Cezayirli arkeologlar, "Fransızlar, sömürgeciliği meşrulaştırmak için arkeolojik verileri tahrif ettiler. Sadece Roma kalıntılarını belgelediler, yöresel kalıntıları ya Romalılaştırdılarya da 'Arap kalıntıları' diye geçiştirdiler" açıklamasında bulundular.

 

 Tüm sömürgeci devletlerin tek bir amacı vardı; sömürülen ülkelerin kimliklerini silmek ve medeniyetlerini hayvan seviyesine indirmek. Fransa bu ideolojiye karşı değildi. Dahası, bu insanlık dışı ideolojiyi kutlayan ve hatta sahada uygulayan ülkelerden biriydi.

Cezayir'i 1830'da sömürgeleştiren Fransa, Cezayir halkını, “bir diktatörlük olan Osmanlı otoritesinden kurtarmak” amacıyla işgal ettiği sahte söylemini dillendiriyordu. Fransızlar, Cezayir'e yerleşip, yönetimlerini ve ordusunu kurduğunda, Cezayir topraklarına ilişkin yeni bir tarihsel yaklaşım başlattı.

Fransa kendisini Roma imparatorluğunun meşru kızı olarak görüyordu. Bu nedenle Cezayir'e girmek ve sömürgeleştirmek sadece atalarının mirasını kurtarmaktı.

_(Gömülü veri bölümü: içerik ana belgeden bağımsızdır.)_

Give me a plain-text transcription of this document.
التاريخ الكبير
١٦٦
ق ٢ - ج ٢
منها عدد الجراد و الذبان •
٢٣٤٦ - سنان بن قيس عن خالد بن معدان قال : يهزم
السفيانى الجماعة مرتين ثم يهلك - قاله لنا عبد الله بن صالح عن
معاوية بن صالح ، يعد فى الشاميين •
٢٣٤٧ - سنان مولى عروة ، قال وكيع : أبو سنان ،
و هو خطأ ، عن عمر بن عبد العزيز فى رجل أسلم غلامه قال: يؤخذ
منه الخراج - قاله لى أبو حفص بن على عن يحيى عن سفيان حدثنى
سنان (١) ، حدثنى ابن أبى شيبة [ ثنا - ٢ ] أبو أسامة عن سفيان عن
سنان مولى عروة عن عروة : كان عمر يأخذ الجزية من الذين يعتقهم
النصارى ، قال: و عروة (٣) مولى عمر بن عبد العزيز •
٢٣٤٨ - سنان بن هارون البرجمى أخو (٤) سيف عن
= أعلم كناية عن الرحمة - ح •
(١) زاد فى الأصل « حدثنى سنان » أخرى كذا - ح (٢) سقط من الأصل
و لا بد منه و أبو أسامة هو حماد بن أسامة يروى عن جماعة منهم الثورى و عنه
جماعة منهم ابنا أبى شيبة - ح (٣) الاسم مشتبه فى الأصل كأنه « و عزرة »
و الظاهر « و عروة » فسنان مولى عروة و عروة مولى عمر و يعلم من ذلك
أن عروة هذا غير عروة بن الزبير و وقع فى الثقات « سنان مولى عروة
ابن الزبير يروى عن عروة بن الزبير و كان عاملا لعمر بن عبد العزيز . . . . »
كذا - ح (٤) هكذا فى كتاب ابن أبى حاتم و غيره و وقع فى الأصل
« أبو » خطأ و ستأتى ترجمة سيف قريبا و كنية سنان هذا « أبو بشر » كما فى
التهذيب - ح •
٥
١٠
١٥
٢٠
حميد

Fransa Cezayir arkeolojik araştırmalarında kalıntıları belgelerken, inançlarının geçerliliğini doğrulamak için sadece Roma kalıntılarını belgelemeye veya Numidyan veya Pön (Kartaca, pünik) gibi tüm yerli kalıntıları da Roma kalıntısı gibi göstermeye başladı.

Örneklerden biri, Mareşal Rondon tarafından Cezayir'deki tüm Roma kalıntılarını incelemek ve tüm uluslararası toplulukları Fransa'nın Cezayir'i işgal etme hakkına ikna etmek için Roma kalıntılarının baskınlığını göstermek için coğrafi haritalar yapmakla görevlendirilen Kont Christian De Vigneral tarafından 1867'de yayınlanan "Cezayir’deki Roma kalıntıları” (les Ruines Romaines de l'Algérie" kitabıdır. Kitapta hiçbir yerel arkeolojik kalıntıya yer verilmemiştir.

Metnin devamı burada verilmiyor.